ボクシングの世界スーパーバンタム級4団体王座統一戦(26日、東京・有明アリーナ)で、WBC&WBO同級級王者・井上尚弥(30=大橋)が、WBA&IBF同級王者マーロン・タパレス(31=フィリピン)に10ラウンド(R)1分2秒でKO勝ち。史上2人目となる2階級での4団体王座統一の偉業を達成した。

 試合は序盤から井上が試合を支配する。後ろ重心で慎重にガードを固めるタパレスにパンチを続けて打ち込むと、4Rには強烈な左アッパーからのラッシュで最初のダウンを奪った。しかし、ここから仕留めきれない。強烈なパンチをヒットさせ続けたが、ディフェンスを固めるタパレスから左アッパーを返されるなどした。

 だが、モンスターが獲物を逃すことはなかった。10R、逆転を狙うタパレスが前に出てくると井上はギアを上げて襲い掛かる。最後は強烈な右ストレートを顔面に打ち込んで、タパレスはダウン。そのまま10カウントが数えられ、井上のKO勝ちが告げられた。

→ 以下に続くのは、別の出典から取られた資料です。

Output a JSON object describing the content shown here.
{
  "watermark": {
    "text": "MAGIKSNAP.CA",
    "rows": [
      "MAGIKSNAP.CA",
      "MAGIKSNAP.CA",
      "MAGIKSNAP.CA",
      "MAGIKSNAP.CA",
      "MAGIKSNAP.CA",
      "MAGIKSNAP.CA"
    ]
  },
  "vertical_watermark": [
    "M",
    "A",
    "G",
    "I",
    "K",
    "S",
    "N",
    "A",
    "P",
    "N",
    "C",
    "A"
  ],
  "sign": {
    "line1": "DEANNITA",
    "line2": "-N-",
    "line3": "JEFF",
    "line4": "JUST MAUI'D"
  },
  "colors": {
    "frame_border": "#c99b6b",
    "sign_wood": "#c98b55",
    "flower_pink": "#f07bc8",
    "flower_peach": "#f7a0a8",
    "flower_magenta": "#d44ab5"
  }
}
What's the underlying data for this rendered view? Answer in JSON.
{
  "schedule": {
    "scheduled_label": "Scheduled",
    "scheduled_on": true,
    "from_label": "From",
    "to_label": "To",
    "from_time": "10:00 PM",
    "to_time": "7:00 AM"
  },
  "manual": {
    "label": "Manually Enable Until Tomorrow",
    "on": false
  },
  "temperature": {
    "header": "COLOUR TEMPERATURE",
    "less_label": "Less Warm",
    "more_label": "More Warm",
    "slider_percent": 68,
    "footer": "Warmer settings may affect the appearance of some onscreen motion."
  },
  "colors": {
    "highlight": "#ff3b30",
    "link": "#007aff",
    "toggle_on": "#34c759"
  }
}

 試合後、会見に臨んだ井上は「スーパーバンタム級に上げて、2試合で4個のベルトを集められて、達成感もうれしさもあります。ですが、通過点ととらえていた一戦なので、喜びを少しだけかみしめて、次戦に向けて頑張っていきたいなと思います」と笑顔ながらも、勝って兜の緒を締めた。

 タパレスの印象を問われると「ディフェンス面が非常に優れていて、後ろ重心で構えていたので、なかなかいいパンチを当てることができず、10Rまでいきましたけど…結果KOで勝てて良かったなと思います。ディフェンス面が思ったよりすごくて、意外とパンチが当てられなかったなという感じで戦っていました」と振り返る。

 最後のストレートについて「手応えは正直なかったんですけど、タパレスが崩れ落ちた時に『これだけダメージが蓄積されていたんだ』という気持ちで。タパレスが苦しい表情を見せなかったので、そこまで自分では読み取ることができなかったです」と相手のポーカーフェイスっぷりに驚きを隠さなかった。